Let me now explain our assessment in more detail, turning first to the economic analysis.
Following quarterly real GDP growth of 0.6% in the first quarter of this year, the latest data releases confirm that the economic recovery in the euro area is continuing. All in all, the latest indicators of output and expenditure, as well as the most recent survey data, remain consistent with ongoing growth in real activity during the second quarter.
Looking ahead, we remain confident that the recovery of economic activity will continue. The conditions for a broadening and strengthening of the recovery are in place. On the external side, economic growth outside the euro area remains strong, which should promote euro area exports. On the domestic side, investment should benefit from the positive external environment and the favourable financing conditions within the euro area. As corporate restructuring gathers pace and business efficiency advances, the resulting improvements in profits should further underpin business investment. Moreover, the recovery of private consumption should proceed in line with increases in real disposable income and the anticipated subsequent strengthening of employment growth. Available forecasts from international and private organisations paint a broadly similar picture of the outlook for the euro area. The expectation of a continued economic recovery is also in line with recent developments in financial markets.
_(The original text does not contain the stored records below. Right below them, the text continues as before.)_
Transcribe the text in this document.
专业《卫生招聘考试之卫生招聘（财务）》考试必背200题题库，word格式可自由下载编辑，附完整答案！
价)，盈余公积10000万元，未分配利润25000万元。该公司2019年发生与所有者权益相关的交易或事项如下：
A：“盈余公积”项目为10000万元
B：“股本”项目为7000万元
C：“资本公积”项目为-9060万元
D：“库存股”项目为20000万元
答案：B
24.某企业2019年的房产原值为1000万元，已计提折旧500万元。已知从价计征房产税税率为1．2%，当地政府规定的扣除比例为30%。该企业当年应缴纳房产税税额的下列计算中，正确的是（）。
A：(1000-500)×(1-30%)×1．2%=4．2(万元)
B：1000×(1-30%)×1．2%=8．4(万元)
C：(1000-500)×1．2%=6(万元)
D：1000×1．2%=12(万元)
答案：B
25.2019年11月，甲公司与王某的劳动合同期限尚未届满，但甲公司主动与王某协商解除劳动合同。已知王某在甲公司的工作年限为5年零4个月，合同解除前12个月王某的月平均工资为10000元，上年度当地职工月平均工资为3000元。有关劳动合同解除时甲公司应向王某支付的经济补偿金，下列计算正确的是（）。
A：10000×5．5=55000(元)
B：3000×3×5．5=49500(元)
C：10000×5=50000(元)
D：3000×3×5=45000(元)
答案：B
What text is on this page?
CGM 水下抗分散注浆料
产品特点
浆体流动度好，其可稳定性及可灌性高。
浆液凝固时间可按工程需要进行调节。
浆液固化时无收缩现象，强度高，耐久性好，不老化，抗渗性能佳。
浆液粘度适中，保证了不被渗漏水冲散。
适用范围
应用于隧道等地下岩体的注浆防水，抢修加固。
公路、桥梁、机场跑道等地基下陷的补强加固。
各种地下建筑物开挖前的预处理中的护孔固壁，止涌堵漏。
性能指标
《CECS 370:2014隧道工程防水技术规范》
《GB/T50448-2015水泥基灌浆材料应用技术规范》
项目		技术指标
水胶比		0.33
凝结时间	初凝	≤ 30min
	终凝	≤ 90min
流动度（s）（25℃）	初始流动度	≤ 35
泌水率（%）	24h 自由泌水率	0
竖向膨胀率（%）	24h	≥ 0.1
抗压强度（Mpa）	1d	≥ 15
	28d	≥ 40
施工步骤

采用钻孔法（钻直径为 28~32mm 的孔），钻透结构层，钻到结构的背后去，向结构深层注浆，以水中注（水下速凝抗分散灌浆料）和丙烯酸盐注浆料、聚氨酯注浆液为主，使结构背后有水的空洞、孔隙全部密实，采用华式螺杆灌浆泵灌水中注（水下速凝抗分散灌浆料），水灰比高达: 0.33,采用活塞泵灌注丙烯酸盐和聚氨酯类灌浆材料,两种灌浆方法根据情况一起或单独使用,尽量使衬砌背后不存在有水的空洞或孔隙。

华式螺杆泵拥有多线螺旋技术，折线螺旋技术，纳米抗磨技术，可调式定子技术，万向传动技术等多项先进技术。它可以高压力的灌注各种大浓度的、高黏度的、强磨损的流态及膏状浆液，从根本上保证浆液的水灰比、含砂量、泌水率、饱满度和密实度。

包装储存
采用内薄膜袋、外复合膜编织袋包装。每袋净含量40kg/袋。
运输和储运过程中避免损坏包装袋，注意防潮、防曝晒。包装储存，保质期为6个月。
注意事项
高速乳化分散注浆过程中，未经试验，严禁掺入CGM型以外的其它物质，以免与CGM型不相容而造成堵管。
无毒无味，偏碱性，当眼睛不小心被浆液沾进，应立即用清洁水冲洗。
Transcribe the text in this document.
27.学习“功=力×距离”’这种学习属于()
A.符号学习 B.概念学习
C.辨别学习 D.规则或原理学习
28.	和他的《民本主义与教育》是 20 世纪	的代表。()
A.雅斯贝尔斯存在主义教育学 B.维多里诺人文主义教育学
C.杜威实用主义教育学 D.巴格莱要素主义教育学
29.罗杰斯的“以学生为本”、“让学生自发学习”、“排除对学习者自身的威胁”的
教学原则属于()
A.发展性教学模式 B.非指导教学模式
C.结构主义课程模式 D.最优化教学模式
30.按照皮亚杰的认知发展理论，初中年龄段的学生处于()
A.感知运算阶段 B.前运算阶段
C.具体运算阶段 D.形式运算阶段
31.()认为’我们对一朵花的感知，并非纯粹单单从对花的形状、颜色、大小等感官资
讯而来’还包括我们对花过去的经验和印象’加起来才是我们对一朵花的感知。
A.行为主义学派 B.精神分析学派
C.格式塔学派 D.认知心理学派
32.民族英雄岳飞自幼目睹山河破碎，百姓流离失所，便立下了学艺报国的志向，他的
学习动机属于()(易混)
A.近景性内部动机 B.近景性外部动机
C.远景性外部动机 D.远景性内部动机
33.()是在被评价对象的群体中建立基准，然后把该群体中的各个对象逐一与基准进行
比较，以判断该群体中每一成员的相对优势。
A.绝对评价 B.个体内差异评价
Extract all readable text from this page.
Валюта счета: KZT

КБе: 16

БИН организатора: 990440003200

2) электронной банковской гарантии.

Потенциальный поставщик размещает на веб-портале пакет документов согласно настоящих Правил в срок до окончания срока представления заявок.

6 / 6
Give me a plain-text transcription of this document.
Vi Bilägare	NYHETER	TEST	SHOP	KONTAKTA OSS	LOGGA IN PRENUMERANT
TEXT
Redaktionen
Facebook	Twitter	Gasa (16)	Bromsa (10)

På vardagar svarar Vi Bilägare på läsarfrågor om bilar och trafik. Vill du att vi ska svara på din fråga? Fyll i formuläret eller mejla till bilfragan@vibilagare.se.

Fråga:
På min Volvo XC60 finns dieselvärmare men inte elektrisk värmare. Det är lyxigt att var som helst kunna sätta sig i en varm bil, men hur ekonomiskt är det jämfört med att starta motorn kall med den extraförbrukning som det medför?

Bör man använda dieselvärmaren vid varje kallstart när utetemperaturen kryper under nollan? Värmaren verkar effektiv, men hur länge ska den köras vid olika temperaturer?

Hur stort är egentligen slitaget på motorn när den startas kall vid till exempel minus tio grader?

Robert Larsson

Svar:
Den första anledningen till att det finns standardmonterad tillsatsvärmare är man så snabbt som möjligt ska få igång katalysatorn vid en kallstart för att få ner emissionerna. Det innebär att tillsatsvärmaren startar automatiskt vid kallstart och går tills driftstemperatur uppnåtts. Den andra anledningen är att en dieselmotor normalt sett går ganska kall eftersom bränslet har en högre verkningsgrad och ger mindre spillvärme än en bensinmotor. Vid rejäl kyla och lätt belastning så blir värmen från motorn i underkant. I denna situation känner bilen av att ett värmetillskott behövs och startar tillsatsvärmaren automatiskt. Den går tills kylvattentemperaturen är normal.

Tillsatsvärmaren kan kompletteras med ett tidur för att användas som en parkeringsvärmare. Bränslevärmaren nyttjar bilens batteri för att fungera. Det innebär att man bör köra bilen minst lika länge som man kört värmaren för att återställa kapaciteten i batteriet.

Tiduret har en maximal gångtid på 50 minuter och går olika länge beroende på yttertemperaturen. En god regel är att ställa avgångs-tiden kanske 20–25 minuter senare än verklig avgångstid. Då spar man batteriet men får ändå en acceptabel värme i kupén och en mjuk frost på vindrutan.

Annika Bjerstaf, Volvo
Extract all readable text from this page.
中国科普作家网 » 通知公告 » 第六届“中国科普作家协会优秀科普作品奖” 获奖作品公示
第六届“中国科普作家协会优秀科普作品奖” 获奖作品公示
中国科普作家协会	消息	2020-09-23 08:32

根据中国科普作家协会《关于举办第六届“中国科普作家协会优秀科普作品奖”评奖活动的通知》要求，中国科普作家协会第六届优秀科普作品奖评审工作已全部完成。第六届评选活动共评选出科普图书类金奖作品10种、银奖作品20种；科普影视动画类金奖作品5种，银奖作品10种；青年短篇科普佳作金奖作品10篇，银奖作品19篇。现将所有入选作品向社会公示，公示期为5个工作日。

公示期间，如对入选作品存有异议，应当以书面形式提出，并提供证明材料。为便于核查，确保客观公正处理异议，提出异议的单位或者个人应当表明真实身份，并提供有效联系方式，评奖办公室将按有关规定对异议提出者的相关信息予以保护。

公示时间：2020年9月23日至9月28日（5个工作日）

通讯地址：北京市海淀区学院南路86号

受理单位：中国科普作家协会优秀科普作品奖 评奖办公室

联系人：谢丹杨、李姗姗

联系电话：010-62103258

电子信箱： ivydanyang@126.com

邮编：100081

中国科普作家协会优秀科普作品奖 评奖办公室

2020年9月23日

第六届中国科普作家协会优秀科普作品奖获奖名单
Of course, this scenario of an ongoing economic recovery may be influenced by a number of factors working in opposite directions. On the upside, euro area growth in the first quarter was stronger than anticipated and this momentum may strengthen shorter-term dynamics. Ongoing robust growth in the global economy could also lead to stronger than expected activity in the euro area. On the downside, despite having declined somewhat, oil prices remain at high levels and may, largely through their impact on the euro area 's terms of trade, dampen growth. Furthermore, over longer horizons, there are concerns relating to the persistence of global imbalances.
Turning to price developments, there is a need to distinguish between short-term developments and the medium-term trend when assessing risks to price stability. Over the short term, oil prices continue to exert upward pressure on the general price level. According to Eurostat 's flash estimate, annual HICP inflation was 2.4% in June, having stood at 2.5% in May. Although oil prices have fallen over the last weeks, markets expect them to remain high for some time. Were this to occur, inflation rates would most likely remain above 2% for longer than previously expected.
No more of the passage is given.